At a time when wages are barely keeping up with inflation, a drop in gas prices is one of the few ways that consumers can get an effective increase in disposable incomes. Morgan Stanley estimates the increase in disposable funds at $40 billion a year.
But there is a downside to plummeting oil and gas prices. Premium oil prices fell last week to below $82 a barrel, perilously close to levels that make it uneconomic for drillers in high-cost shale operations to keep pumping oil and gas.
“The current oil price slump may benefit the economy but could hurt one of the main pillars of economic growth, namely the main actor responsible for the global oil production increase,” said commodities trader Zoltan Ban.
Even when prices were around $100 a barrel, many drillers were barely keeping their heads above water, in part because they took on debt to finance the high costs of setting up shale drilling operations, he said. Chesapeake Energy Corp., the leading shale oil developer, for example, carries $12 billion in debt.

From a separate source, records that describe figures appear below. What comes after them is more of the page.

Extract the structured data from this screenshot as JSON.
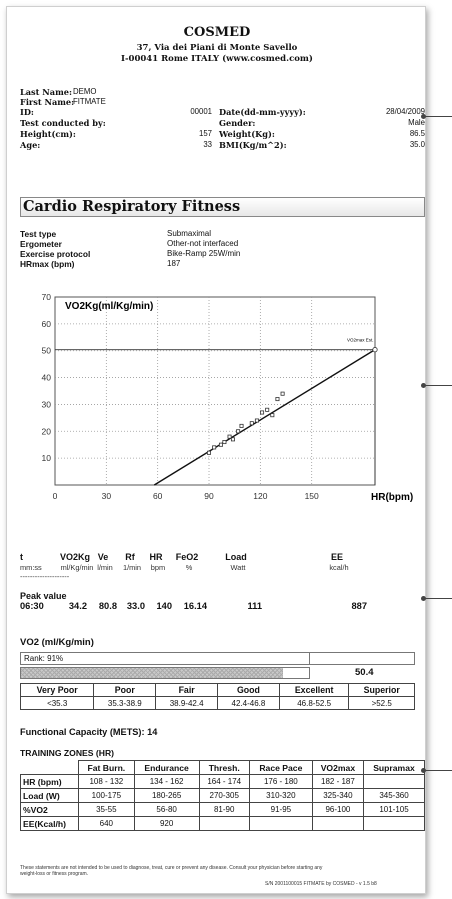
{
  "header": {
    "company": "COSMED",
    "address_line1": "37, Via dei Piani di Monte Savello",
    "address_line2": "I-00041 Rome ITALY (www.cosmed.com)"
  },
  "patient": {
    "last_name_label": "Last Name:",
    "last_name": "DEMO",
    "first_name_label": "First Name:",
    "first_name": "FITMATE",
    "id_label": "ID:",
    "id": "00001",
    "date_label": "Date(dd-mm-yyyy):",
    "date": "28/04/2009",
    "conducted_label": "Test conducted by:",
    "gender_label": "Gender:",
    "gender": "Male",
    "height_label": "Height(cm):",
    "height": "157",
    "weight_label": "Weight(Kg):",
    "weight": "86.5",
    "age_label": "Age:",
    "age": "33",
    "bmi_label": "BMI(Kg/m^2):",
    "bmi": "35.0"
  },
  "section_title": "Cardio Respiratory Fitness",
  "test_info": {
    "type_label": "Test type",
    "type": "Submaximal",
    "ergometer_label": "Ergometer",
    "ergometer": "Other-not interfaced",
    "protocol_label": "Exercise protocol",
    "protocol": "Bike-Ramp 25W/min",
    "hrmax_label": "HRmax (bpm)",
    "hrmax": "187"
  },
  "chart_data": {
    "type": "scatter",
    "title": "",
    "ylabel": "VO2Kg(ml/Kg/min)",
    "xlabel": "HR(bpm)",
    "xlim": [
      0,
      187
    ],
    "ylim": [
      0,
      70
    ],
    "xticks": [
      "0",
      "30",
      "60",
      "90",
      "120",
      "150"
    ],
    "yticks": [
      "10",
      "20",
      "30",
      "40",
      "50",
      "60",
      "70"
    ],
    "grid": true,
    "points": [
      {
        "x": 90,
        "y": 12
      },
      {
        "x": 93,
        "y": 14
      },
      {
        "x": 97,
        "y": 15
      },
      {
        "x": 99,
        "y": 16
      },
      {
        "x": 102,
        "y": 18
      },
      {
        "x": 104,
        "y": 17
      },
      {
        "x": 107,
        "y": 20
      },
      {
        "x": 109,
        "y": 22
      },
      {
        "x": 115,
        "y": 23
      },
      {
        "x": 118,
        "y": 24
      },
      {
        "x": 121,
        "y": 27
      },
      {
        "x": 124,
        "y": 28
      },
      {
        "x": 127,
        "y": 26
      },
      {
        "x": 130,
        "y": 32
      },
      {
        "x": 133,
        "y": 34
      }
    ],
    "regression": {
      "x1": 58,
      "y1": 0,
      "x2": 187,
      "y2": 50.4
    },
    "vo2max_label": "VO2max Est.",
    "vo2max": {
      "x": 187,
      "y": 50.4
    }
  },
  "results": {
    "headers": [
      "t",
      "VO2Kg",
      "Ve",
      "Rf",
      "HR",
      "FeO2",
      "Load",
      "EE"
    ],
    "units": [
      "mm:ss",
      "ml/Kg/min",
      "l/min",
      "1/min",
      "bpm",
      "%",
      "Watt",
      "kcal/h"
    ],
    "divider": "--------------------",
    "peak_label": "Peak value",
    "peak": [
      "06:30",
      "34.2",
      "80.8",
      "33.0",
      "140",
      "16.14",
      "111",
      "887"
    ]
  },
  "vo2": {
    "title": "VO2 (ml/Kg/min)",
    "rank": "Rank: 91%",
    "rank_fraction": 0.91,
    "value": "50.4",
    "categories": [
      "Very Poor",
      "Poor",
      "Fair",
      "Good",
      "Excellent",
      "Superior"
    ],
    "ranges": [
      "<35.3",
      "35.3-38.9",
      "38.9-42.4",
      "42.4-46.8",
      "46.8-52.5",
      ">52.5"
    ]
  },
  "functional_capacity": "Functional Capacity (METS): 14",
  "training": {
    "title": "TRAINING ZONES (HR)",
    "columns": [
      "Fat Burn.",
      "Endurance",
      "Thresh.",
      "Race Pace",
      "VO2max",
      "Supramax"
    ],
    "rows": [
      {
        "label": "HR (bpm)",
        "values": [
          "108 - 132",
          "134 - 162",
          "164 - 174",
          "176 - 180",
          "182 - 187",
          ""
        ]
      },
      {
        "label": "Load (W)",
        "values": [
          "100-175",
          "180-265",
          "270-305",
          "310-320",
          "325-340",
          "345-360"
        ]
      },
      {
        "label": "%VO2",
        "values": [
          "35-55",
          "56-80",
          "81-90",
          "91-95",
          "96-100",
          "101-105"
        ]
      },
      {
        "label": "EE(Kcal/h)",
        "values": [
          "640",
          "920",
          "",
          "",
          "",
          ""
        ]
      }
    ]
  },
  "footer": {
    "disclaimer_1": "These statements are not intended to be used to diagnose, treat, cure or prevent any disease. Consult your physician before starting any",
    "disclaimer_2": "weight-loss or fitness program.",
    "version": "S/N 2001100015 FITMATE by COSMED - v 1.5 b8"
  }
}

“Lower oil prices could lead to the shale oil bubble bursting,” an event that would force many debt-laden shale drillers to abandon their projects and file for bankruptcy, he said.
Weight of the world
The growth slowdown in the rest of the world also poses risks for the U.S. economy, especially the renewed downturn in the European Union, which is the largest U.S. trading partner. Germany, the Continent’s largest economy, last week slashed its growth estimates through the end of 2015. Federal Reserve officials have voiced worries that flagging economies overseas might drag down U.S. growth, and that concern also contributed to the sell-off in U.S. and world stock markets in the past week.
David Donabedian, chief investment officer at Atlantic Trust Private Wealth Management, said whether the U.S. economy holds up under pressure from declining economies overseas is the biggest question for global stock markets.
“While Europe flirts with recession, Japan stalls, and China slows, the U.S. expansion has actually broadened and deepened,” he said. “Will the U.S. remain an island of prosperity?”
But Tom Porcelli, chief U.S. economist at RBC Capital Markets, said investors are worrying too much about the risks facing the U.S.
Trade with Europe constitutes only about 3 percent of U.S. economic output — a small slice of America’s $17 trillion economy.
“The correlation between Eurozone and U.S. growth has been very weak over the course of the last 3 years,” he said.